Тишина Архива была обманчивой – не пустотой, но густой, тяжёлой, сотканной из шелеста сотен тысяч страниц, скрипа старых переплётов под собственным весом и мерного тиканья настенных часов, отсчитывающих время, давно потерявшее значение для миров, заточенных в этих стенах. Но громче всего звучало моё собственное дыхание – осторожное, сдавленное, будто я боялась потревожить не только хрупкий пергамент под руками, но и само равновесие этого пыльного царства. И пыль… Боже, пыль была вездесущей субстанцией этого места. Мелкая, серая, вечная, как сама история, запертая в стенах из тёмного дерева и стали. Она оседала на белых хлопковых перчатках тончайшей вуалью, въедалась в линии ладоней, которые уже никогда не станут по-настоящему чистыми, и витала в строгих лучах холодного света от моей настольной лампы, превращая воздух в зыбкую материю времени. Я вдыхала её с каждым скупым вдохом, чувствуя, как мельчайшие частицы цепляются за слизистую горла, оседают где-то глубоко внутри. Как вина. Как неотвязная, въевшаяся память.
Передо мной, закреплённый в мягкие держатели из микропоры, лежал пациент: «Хроники Михаила», XVI век. Переплёт из когда-то роскошной, а ныне потрескавшейся и утратившей блеск телячьей кожи, страницы, пожелтевшие не только от времени, но и от небрежного хранения где-то в сыром подвале. Чернильные росчерки поблекли, корешок едва держал блок, а по краям форзацев ползла безжалостная паутина рыжеватых пятен плесени. Моя задача – укрепить корешок невидимыми японскими бумажными шпонками, аккуратно подклеить отходящие форзацы, вывести пятна специальным гелем на основе целлюлазы, не повредив хрупкую структуру бумаги. Это была ювелирная работа, где инструментами служили терпение, микроскопические дозы клея и абсолютная неподвижность руки. Работа искупления. Каждая спасённая страница – крошечный камешек, брошенный в бездонный колодец моей вины.
Я винила себя в смерти матери, умершей, рожая меня. Эта мысль всплывала сама собой, как всегда, когда кончики пальцев в перчатках прикасались к чему-то древнему, беззащитному перед временем. Непрошеная, резкая, как укол булавкой. Отец никогда не произносил этих слов вслух, но я знала: видела это в его глазах – в той мгновенной тени, что ложилась на его лицо в дни моих именин, в том, как его взгляд иногда скользил по мне, не видя меня, а видя пустоту, которую я оставила. Я была его живым напоминанием о невосполнимой потере, его проклятием и его единственным светом, слитыми воедино. А потом… потом я чувствовала себя причиной его гибели. Дважды «виновная». Испорченная вещь, несущая разрушение всему, к чему прикасается.
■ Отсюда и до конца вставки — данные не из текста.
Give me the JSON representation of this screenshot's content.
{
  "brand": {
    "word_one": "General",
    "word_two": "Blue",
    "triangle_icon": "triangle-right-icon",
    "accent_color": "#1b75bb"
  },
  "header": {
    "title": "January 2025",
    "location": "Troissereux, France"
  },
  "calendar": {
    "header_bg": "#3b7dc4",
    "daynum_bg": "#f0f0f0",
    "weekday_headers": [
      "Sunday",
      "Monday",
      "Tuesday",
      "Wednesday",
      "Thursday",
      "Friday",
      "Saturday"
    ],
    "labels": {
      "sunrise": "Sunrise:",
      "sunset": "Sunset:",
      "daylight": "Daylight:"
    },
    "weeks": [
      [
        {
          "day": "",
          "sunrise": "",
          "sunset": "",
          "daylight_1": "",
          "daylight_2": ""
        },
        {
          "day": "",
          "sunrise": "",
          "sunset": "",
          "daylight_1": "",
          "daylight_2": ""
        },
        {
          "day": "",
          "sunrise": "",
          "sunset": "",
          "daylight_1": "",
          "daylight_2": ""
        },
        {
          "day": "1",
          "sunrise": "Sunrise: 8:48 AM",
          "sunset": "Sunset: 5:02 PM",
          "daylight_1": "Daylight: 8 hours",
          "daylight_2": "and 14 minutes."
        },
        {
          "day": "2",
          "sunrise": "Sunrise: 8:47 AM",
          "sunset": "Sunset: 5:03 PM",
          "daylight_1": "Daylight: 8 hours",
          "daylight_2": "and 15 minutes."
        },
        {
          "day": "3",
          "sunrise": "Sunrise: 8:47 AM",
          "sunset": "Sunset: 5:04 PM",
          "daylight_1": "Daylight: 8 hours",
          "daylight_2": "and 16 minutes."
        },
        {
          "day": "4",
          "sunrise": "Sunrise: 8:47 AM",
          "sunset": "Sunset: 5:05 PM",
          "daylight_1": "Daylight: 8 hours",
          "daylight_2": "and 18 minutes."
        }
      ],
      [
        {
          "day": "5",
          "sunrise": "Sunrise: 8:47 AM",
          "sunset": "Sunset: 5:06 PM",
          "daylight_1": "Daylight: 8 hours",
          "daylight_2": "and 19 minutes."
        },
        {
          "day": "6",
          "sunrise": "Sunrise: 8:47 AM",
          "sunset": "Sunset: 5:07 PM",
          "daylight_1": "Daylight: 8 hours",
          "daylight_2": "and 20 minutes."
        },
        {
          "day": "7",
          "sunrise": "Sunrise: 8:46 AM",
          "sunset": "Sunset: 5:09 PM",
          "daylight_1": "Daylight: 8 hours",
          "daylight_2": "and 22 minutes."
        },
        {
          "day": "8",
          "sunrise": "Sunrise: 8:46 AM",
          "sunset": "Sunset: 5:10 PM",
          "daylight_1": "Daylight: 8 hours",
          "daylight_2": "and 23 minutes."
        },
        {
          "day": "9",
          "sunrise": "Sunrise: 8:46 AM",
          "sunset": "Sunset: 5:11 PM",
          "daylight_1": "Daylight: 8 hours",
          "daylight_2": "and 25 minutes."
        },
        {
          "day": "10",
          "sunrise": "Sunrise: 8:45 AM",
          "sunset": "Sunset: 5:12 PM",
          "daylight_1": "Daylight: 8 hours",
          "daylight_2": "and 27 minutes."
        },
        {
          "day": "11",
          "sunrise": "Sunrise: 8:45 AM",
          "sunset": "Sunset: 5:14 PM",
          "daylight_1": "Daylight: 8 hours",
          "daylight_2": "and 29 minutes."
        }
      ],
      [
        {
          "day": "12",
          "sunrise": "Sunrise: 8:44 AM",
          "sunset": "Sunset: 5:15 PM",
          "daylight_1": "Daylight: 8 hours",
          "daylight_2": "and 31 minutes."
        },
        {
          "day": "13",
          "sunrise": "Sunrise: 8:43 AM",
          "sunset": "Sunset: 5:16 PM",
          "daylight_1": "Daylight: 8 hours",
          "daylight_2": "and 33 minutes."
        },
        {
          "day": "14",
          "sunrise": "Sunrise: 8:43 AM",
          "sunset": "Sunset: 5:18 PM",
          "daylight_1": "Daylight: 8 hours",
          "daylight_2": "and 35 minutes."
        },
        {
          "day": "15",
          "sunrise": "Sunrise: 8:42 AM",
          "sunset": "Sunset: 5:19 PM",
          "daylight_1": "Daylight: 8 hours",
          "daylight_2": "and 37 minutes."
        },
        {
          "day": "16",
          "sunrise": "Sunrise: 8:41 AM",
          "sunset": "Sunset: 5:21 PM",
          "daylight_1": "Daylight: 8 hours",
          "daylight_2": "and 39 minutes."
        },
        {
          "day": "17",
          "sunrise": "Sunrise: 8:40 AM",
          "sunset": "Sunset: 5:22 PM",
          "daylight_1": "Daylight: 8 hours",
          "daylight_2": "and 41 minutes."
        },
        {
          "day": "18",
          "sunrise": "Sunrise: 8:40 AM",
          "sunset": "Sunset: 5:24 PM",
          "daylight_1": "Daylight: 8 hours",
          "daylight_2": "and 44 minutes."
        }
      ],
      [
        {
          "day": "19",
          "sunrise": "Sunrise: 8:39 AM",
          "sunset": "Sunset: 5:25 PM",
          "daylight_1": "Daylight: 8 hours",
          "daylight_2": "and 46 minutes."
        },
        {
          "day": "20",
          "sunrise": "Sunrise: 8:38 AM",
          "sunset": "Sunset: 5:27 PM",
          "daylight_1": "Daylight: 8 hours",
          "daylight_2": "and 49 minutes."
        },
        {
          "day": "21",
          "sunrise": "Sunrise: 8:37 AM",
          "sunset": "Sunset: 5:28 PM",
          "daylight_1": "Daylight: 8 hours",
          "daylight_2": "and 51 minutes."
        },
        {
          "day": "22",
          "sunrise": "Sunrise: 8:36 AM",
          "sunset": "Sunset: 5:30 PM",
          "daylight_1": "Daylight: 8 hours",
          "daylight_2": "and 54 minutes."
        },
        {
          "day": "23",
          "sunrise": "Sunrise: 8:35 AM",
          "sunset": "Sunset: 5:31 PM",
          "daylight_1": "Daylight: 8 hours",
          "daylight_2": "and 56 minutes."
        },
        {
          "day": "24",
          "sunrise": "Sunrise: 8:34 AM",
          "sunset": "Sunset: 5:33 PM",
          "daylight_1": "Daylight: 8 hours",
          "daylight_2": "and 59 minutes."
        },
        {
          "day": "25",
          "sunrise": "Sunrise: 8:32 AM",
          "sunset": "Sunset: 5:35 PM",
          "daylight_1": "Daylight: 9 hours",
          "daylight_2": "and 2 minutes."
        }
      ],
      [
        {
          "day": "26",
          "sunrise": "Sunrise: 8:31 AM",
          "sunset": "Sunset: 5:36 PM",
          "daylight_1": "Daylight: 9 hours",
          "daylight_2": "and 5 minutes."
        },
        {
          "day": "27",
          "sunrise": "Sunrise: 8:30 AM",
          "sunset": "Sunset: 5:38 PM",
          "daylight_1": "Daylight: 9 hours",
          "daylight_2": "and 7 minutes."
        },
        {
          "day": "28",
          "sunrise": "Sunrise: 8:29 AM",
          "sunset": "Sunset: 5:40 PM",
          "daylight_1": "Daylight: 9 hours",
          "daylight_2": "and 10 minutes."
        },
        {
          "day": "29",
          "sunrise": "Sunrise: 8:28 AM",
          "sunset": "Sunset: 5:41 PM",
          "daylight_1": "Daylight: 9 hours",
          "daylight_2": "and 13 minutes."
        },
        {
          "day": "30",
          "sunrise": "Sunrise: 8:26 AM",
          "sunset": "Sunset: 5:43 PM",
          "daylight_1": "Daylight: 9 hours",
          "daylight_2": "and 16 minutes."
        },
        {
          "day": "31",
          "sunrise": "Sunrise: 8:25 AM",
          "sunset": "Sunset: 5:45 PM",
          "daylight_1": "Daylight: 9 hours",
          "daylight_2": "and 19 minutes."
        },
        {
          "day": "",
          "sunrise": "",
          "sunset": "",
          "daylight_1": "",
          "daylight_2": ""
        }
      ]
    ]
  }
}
Я смочила тончайшую кисточку в дистиллированной воде, аккуратно удалив излишки о промокашку, и моё сердце замерло: сейчас одно неверное движение, чуть сильнее нажим, малейшая дрожь в пальцах – и крошечный фрагмент осыпающегося золотого обреза на краю страницы превратится в горсть бесполезной позолоты. Золото здесь – всего лишь пигмент, иллюзия прочности и вечности, как и всё в этом мире; одно мгновение небрежности – и частица истории, чья-то боль, молитва или любовь, запечатлённая здесь столетия назад, рассыплется в пыль навсегда. Как карьера отца и его репутация рассыпались на той проклятой выставке «Книги и Манускрипты», когда краснолицый коллекционер Тернер орал на него, тыча толстым пальцем в едва заметный надрыв на миниатюре Псалтыря, а все вокруг – коллеги, конкуренты, просто зеваки – смотрели со смесью ужаса и презрительного любопытства… А я, четырнадцатилетняя, глупая, переполненная гордостью за его работу и желанием разделить её красоту, неосторожно прислонилась к нему, желая что-то рассмотреть, и случайно толкнула его локтем. Его рука дрогнула. Микроскопическое движение. Но для Тернера этого было достаточно. Крик: «Несчастный! Бездарь! Ты погубил шедевр!» И лицо отца… Оно стало пепельным. Пустым. В нём не осталось ничего, кроме стыда и обречённости.